Instructor: Craig W. Allin, Room 307, South Hall. Telephone: Office, (895-) 4278; Home, 895-8103. Phone messages may be left with faculty secretary Cheryl Dake (895-) 4283 or in her voice mail box or on the answering machine at my home. I do not check my office voice mail. If I do not answer the phone, I recommend contacting me by e-mail. Office Hours: If I'm not in class with you, you can probably find me in my office. Feel free to make an appointment or just show up. To help you find me, the most current version of my schedule is available for your electronic inspection over the campus network if you are using Microsoft Outlook (not Outlook Express). From 8:00 a.m. to noon and 1:00 p.m. to 3:00 p.m., Cheryl Dake, faculty secretary for South Hall (ext. 4283) can consult my calendar and make appointments for you.
E-Mail Attachments:
Please deliver your papers, independent reading abstracts,
and and take home quizzes (if any) by means of e-mail
attachments. Please save your papers and other submissions
in WordPerfect (versions 6 through 10) or Word 97/2000.
Attach your file to an e-mail addressed to callin@cornellcollege.edu
. If you are unfamiliar with e-mail attachments, click
here for
instructions.
Class Meetings: South Hall, Room 302. Consult Course Calendar & Assignments for times.
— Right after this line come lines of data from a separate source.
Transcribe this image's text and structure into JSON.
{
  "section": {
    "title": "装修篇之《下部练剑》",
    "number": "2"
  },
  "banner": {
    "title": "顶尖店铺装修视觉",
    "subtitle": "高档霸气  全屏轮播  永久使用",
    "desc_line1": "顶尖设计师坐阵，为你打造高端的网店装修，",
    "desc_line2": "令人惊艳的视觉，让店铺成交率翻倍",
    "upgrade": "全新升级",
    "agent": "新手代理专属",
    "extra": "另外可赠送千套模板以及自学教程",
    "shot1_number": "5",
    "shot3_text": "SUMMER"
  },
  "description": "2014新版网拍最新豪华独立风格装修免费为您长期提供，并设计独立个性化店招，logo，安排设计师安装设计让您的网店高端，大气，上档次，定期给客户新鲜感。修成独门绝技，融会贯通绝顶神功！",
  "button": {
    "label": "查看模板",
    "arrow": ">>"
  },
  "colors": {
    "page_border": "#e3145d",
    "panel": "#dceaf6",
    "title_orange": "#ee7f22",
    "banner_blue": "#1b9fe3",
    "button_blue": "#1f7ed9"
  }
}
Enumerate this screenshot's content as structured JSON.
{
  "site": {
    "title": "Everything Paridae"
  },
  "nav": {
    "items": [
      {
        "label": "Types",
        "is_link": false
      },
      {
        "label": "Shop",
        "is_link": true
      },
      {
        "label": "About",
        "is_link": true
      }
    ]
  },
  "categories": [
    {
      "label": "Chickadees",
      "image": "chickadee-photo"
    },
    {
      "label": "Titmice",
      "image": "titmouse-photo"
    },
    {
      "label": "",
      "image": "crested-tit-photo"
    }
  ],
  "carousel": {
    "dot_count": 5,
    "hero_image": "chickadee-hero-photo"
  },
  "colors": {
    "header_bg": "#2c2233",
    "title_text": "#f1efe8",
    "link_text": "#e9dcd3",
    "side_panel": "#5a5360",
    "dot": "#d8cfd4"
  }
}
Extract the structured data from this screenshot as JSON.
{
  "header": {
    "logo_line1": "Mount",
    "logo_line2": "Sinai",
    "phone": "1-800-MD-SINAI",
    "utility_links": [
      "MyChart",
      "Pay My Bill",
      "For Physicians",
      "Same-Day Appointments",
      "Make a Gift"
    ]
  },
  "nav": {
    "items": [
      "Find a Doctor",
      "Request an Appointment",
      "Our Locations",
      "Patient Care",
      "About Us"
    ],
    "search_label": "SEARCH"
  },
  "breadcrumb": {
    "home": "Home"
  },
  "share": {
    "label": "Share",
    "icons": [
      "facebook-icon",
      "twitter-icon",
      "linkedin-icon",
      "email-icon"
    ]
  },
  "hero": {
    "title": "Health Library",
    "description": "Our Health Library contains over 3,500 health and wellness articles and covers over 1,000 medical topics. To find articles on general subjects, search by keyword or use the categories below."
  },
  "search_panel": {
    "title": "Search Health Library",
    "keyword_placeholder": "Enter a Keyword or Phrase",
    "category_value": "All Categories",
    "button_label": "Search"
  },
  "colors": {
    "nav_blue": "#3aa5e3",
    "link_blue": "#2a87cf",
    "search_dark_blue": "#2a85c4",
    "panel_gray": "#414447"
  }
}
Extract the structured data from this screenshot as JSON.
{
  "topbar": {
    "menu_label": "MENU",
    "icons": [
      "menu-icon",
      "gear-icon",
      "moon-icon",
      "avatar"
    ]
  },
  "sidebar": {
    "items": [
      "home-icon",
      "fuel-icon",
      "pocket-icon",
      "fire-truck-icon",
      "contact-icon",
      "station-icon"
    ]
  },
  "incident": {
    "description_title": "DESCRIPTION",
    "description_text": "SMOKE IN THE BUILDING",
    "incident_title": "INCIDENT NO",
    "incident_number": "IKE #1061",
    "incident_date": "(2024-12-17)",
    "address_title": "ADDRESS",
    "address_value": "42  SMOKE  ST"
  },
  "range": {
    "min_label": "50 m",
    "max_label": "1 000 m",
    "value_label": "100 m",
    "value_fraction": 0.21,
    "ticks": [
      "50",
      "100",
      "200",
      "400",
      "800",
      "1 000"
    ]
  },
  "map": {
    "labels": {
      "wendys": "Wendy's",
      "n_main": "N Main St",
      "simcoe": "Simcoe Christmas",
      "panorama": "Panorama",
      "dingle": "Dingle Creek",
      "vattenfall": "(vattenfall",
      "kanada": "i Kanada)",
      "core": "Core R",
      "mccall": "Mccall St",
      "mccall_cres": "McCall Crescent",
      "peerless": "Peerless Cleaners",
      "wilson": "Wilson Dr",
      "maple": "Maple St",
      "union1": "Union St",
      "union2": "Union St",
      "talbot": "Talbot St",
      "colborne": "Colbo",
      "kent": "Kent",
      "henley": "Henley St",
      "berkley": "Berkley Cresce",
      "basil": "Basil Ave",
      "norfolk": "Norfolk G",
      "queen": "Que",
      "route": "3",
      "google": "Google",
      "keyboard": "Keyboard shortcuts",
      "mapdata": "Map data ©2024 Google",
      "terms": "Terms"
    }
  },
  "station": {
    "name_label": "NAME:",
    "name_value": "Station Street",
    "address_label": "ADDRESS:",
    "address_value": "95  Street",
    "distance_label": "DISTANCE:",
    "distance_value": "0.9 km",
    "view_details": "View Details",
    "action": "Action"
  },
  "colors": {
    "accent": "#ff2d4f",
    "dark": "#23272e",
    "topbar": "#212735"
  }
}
Focus & Approach: Our topic, Campaigns & Elections, is unusually well suited to mixing politics and science.
In this course we will endeavor to understand campaigns and elections from the varying perspectives of candidates, voters, consultants, journalists, lawyers, judges, and even political scientists. Each has a vantage point; each sees part of the whole. By examining campaigns and elections from multiple vantage points, we hope to provide a more complete, more nuanced, and more interesting perspective than could be provided from any fixed location. Just as we embrace multiple points of view, we also embrace multiple approaches to learning.
COMMON TEXTS. We will be reading and discussing each of them together. You'll need to buy a copy of each.
SPECIALIZED MONOGRAPHS. Each will be read and reported on by a group of students. Assignments will be made the first day of the class. Don't buy any of these books until one has been assigned to you.
CAMPAIGN MANAGEMENT SIMULATION.
CURRENT NEWS. Pick a daily newspaper and scan it daily for news of interest to the class. You can pick one of the hundreds of daily papers that are now available on-line at no charge whatsoever. You can kill two birds with one stone by picking a daily paper that serves the same Congressional District that you pick for your Campaign Research Assignment. CAMPAIGN RESEARCH ASSIGNMENT. The biggest portion of your course grade depends upon your performance on the Campaign Research Assignment. The following books are all on reserve in the library. Collectively they comprise an indispensable resource for the completion of this assignment. Use them selectively to help you figure out both (a) what to do and (b) how to do it.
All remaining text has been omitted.